24 Festive Tasks: Door 18 – Winter Solstice / Yuletide, Task 2:
Tell us: What book did you read this year that felt like it was never going to end?
I’m going with the book I read yesterday for this: Mind you, this is by no means a bad book (I gave it 3 1/2 stars); the characters are well-developed, the story gets going fairly quickly, and while it does, it’s an engaging read — even if I didn’t like all the characters I was supposed to like quite as much as the author probably hoped. Also, if you haven’t made up your mind early on about the “who” (and the probable “why”), and if you like an author twisting your tail round and round until you get to the solution, you’ll certainly get your fill here.

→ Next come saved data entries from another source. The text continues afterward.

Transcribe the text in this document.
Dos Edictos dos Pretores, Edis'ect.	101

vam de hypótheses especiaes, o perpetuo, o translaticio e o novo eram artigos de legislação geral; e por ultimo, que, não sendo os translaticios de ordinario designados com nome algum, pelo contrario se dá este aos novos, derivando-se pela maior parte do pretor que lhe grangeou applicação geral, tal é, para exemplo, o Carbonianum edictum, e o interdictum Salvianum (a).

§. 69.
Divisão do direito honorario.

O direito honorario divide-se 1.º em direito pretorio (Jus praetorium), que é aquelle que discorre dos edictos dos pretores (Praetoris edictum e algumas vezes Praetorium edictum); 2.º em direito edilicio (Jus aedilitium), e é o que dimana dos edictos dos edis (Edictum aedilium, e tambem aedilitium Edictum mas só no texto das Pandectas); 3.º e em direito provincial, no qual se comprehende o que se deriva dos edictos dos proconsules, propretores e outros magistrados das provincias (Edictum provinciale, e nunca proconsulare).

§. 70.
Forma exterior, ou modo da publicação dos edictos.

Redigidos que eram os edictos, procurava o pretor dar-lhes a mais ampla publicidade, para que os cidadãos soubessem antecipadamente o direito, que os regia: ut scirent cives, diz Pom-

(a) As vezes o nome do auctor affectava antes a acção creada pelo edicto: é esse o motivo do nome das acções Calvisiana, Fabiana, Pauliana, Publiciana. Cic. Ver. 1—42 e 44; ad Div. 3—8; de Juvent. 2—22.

Alas, the latter wasn’t true for me in this instance, though; and as a result, from a certain point onwards the story’s twists and turns felt a bit like the manipulations of one of those “three cups and a pea” shell game operators, but one where you’ve twigged the main sleight of hand early on and are just half-heartedly following the motions and waiting for the big reveal. As a result, the final 100 or so pages of the book took me about twice as long as they would have if I had still been fully engaged at that point — and in a 230 page book, that equates to almost half the contents.
Side note: While PanMacmillan’s (and it always seems to be them) insistence on republishing mysteries set during or even only in the vicinity of Christmas with a new title (and matching cover) shouting “Christmas mystery”, “cozy”, and “Golden Age tradition” is seriously getting on my nerves at this point, here they’ve actually hit the bull’s eye in a sense — which will become clear very fast to any reader who’s also read the book after which this mystery’s title is obviously fashioned, and to which it pays hommage to a certain extent; i.e., Agatha Christie’s first Miss Marple mystery. Unfortunately, the new title indirectly also shines a light on precisely those clues and constructive elements of the book that, to me, made it clear fairly early on where we were headed … and of course now I’ll never know whether, if I had read the book under its original title (Redemption), those clues would have stood out to me quite as much as they actually did.